In Italia, si riscontra una bassa aderenza nel 32,9% delle persone che assumono antiipertensivi, nel 41,6% per le terapie ipoglicemizzanti contro il diabete, nel 40,1% per le cure antidepressive, nel 14,1% per le cure contro l’osteoporosi e nel 24,6% per i trattamenti per l’ipertrofia prostatica benigna.

“Molti pazienti temono che i farmaci che assumono per la cura della patologia cronica li espongano a un maggior rischio di contrarre il Covid-19, ma non vi è, a oggi, alcuna evidenza scientifica in questo senso e dobbiamo rassicurarli”, evidenzia Pier Luigi Bartoletti, vice segretario nazionale Fimmg (Federazione italiana medici di famiglia).

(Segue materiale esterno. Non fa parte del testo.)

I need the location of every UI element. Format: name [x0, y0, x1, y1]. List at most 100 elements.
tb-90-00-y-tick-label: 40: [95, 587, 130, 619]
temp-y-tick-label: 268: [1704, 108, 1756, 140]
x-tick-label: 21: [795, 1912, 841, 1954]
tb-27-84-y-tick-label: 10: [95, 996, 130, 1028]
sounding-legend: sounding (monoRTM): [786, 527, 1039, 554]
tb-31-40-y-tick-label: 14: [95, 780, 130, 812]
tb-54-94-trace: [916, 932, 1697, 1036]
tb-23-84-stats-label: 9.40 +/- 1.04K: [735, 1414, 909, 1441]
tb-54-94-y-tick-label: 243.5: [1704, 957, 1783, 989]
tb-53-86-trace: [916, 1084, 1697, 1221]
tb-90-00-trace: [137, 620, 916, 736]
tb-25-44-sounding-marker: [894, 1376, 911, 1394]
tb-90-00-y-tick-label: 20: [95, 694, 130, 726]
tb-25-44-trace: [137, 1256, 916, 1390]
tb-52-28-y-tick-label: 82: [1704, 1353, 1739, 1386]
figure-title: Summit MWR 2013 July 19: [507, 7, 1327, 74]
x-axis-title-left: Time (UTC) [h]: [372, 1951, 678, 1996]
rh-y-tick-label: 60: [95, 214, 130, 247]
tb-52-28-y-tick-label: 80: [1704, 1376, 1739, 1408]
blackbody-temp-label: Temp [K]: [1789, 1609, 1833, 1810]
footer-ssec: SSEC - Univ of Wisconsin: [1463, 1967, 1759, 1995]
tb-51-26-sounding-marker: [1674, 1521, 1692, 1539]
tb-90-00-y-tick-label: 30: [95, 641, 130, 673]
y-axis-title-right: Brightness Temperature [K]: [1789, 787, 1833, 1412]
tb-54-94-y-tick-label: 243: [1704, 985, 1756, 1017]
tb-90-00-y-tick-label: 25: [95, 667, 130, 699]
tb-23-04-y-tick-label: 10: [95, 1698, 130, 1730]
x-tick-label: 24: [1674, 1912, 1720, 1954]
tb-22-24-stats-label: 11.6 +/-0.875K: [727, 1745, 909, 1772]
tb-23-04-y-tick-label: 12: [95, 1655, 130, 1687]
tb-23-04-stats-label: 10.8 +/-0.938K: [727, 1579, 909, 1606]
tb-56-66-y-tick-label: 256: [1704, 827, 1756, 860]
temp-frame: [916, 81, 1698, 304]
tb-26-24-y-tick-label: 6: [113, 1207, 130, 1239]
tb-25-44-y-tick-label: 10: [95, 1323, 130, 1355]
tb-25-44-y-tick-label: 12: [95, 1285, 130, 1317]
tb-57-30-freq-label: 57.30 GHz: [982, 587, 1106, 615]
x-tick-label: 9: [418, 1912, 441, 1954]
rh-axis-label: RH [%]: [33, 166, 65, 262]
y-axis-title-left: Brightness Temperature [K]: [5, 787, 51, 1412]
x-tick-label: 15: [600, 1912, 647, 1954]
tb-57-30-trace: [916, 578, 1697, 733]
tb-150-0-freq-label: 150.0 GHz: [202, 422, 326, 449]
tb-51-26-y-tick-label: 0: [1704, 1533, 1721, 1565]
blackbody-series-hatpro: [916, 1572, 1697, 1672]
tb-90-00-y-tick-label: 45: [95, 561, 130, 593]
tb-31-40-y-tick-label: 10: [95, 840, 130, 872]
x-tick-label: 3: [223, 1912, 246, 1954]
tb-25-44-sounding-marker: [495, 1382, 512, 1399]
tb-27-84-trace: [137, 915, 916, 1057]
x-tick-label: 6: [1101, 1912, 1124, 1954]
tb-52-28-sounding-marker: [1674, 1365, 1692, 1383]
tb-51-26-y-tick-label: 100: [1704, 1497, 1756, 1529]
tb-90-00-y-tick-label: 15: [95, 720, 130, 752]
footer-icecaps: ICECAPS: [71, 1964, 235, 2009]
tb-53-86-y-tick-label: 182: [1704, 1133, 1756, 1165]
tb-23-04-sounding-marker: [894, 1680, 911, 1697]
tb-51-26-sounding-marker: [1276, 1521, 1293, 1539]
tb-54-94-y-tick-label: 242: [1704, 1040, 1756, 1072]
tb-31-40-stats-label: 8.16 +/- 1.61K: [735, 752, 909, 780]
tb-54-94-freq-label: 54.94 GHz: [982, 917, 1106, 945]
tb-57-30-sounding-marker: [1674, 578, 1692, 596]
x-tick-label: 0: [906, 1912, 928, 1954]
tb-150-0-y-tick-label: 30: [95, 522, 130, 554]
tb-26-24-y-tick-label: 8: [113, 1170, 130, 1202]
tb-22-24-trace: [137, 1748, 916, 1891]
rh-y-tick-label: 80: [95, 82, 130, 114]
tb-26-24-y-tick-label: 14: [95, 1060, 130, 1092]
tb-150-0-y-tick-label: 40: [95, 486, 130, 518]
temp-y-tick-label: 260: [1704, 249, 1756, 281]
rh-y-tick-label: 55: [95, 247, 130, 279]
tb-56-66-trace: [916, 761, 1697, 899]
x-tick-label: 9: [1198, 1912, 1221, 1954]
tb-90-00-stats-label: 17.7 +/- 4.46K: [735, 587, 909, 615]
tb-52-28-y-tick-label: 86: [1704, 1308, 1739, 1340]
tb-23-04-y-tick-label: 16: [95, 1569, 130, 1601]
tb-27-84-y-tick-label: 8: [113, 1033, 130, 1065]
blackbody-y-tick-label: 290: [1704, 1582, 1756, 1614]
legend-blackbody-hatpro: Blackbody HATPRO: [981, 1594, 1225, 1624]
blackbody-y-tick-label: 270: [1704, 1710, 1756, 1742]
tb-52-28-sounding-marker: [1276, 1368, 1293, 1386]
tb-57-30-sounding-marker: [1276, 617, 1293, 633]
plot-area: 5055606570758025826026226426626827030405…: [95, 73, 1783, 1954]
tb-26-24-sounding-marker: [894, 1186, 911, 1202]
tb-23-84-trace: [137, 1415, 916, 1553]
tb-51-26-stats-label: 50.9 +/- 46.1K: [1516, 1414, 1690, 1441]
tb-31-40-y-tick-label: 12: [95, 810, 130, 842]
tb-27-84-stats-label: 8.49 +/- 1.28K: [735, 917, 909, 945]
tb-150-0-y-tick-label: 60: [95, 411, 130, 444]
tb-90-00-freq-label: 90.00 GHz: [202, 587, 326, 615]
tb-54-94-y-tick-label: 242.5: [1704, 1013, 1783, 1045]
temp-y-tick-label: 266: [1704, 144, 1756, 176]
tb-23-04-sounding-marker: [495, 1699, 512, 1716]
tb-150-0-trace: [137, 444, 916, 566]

“È essenziale sensibilizzare i cittadini sull’importanza di continuare a seguire le terapie, soprattutto in questa fase di emergenza – spiega Guido Grassi, presidente della Società Italiana dell’Ipertensione Arteriosa -. L’ipertensione non rappresenta un fattore predisponente all’infezione da coronavirus. In Italia, sono 18 milioni le persone ipertese: non devono modificare o abbandonare la terapia antiipertensiva, che si è dimostrata nel corso del tempo in grado di proteggere le persone dal rischio di gravi complicanze cardiovascolari, quali l’infarto miocardico, lo scompenso cardiaco, la morte improvvisa e l’insufficienza renale. Società scientifiche nazionali, europee e internazionali, oltre all’Aifa, hanno raccomandato di non modificare la terapia in atto con antiipertensivi nei pazienti ipertesi ben controllati, perché esporre persone fragili a potenziali nuovi effetti collaterali o a un aumento di rischio di eventi avversi cardiovascolari non appare giustificato”.